Exame - É simples assim? É apenas uma questão de manter os sistemas atualizados?
Papadopoulos - É um pouco mais complicado. As empresas não podem tratar a segurança da informação como se fosse um problema apenas do departamento de tecnologia da informação, como ocorre em algumas companhias. É um risco que afeta toda a organização. Outra medida importante é ter um executivo sênior responsável pela segurança digital e criar um grupo de trabalho com envolvimento de todos os departamentos — incluindo recursos humanos, jurídico e comunicações. Com esse grupo, a empresa deve definir quais são os sistemas mais críticos e que precisam de uma proteção ainda mais avançada. No caso de um hospital, por exemplo, é essencial que os dados dos pacientes e os equipamentos médicos estejam sempre livres de ataques e em funcionamento. Mas talvez seja mais aceitável se o sistema de recursos humanos ficar fora do ar por um tempo no caso de um ataque. Com base nessa análise inicial, é possível implementar as estratégias. Com tantas ameaças, empresas maduras precisam lidar com a segurança digital como uma questão de gestão de risco e governança, e não como um problema puramente técnico.
Exame - Quais são as maiores lições do WannaCry para o governo americano?

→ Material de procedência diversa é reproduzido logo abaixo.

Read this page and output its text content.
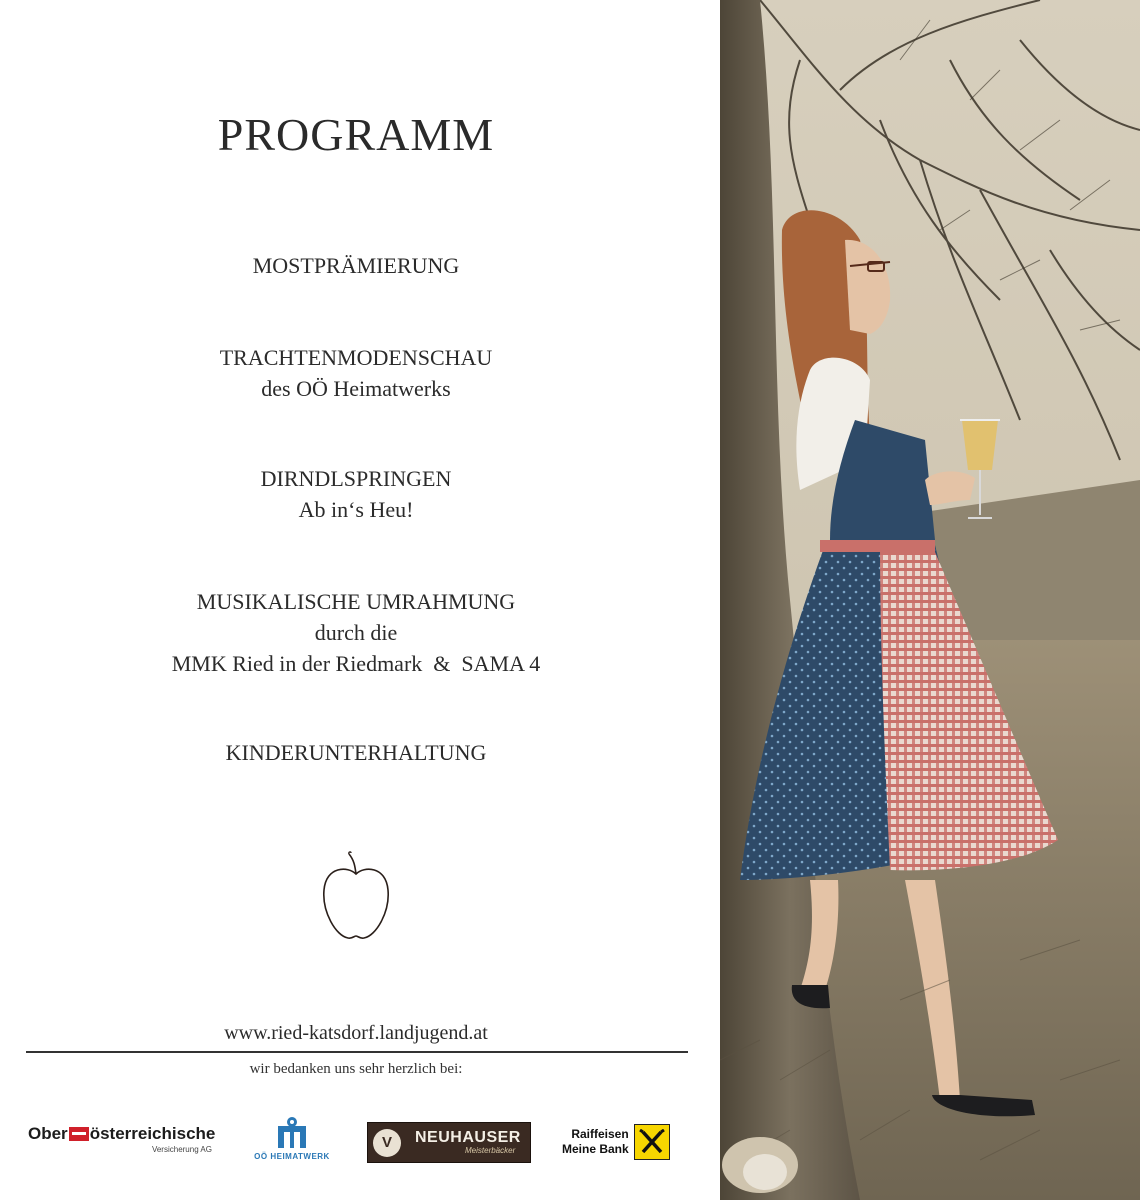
PROGRAMM
MOSTPRÄMIERUNG
TRACHTENMODENSCHAU
des OÖ Heimatwerks
DIRNDLSPRINGEN
Ab in‘s Heu!
MUSIKALISCHE UMRAHMUNG
durch die
MMK Ried in der Riedmark  &  SAMA 4
KINDERUNTERHALTUNG
www.ried-katsdorf.landjugend.at
wir bedanken uns sehr herzlich bei:
Ober österreichische
Versicherung AG
OÖ HEIMATWERK
V	NEUHAUSER
Meisterbäcker
Raiffeisen
Meine Bank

Papadopoulos - Para o governo, ficou uma lição muito importante. Descobrir a vulneralibilidade de um sistema operacional e manter isso em segredo para realizar espionagens nem sempre é a melhor alternativa. Hackers podem seguir o mesmo caminho e causar muitos prejuízos. Não podemos esquecer que as companhias e os cidadãos também contam com o governo americano para manter a segurança do país. É preciso fazer um debate público para definir qual é o ponto de equilíbrio. A vulnerabilidade que o WannaCry explorou foi descoberta pela agência de inteligência americana NSA antes de a Microsoft avisar o público sobre ela em março deste ano. Acredito que veremos mais pressão por parte de políticos, empresas e cidadãos para que o serviço de inteligência divulgue as brechas antes que seja tarde. Depois do ataque, Brad -Smith, chefe legal da Microsoft, publicou um texto criticando o governo por mantê-las em segredo e escreveu: “O ataque é um alerta para que despertemos”. De fato, é um alerta.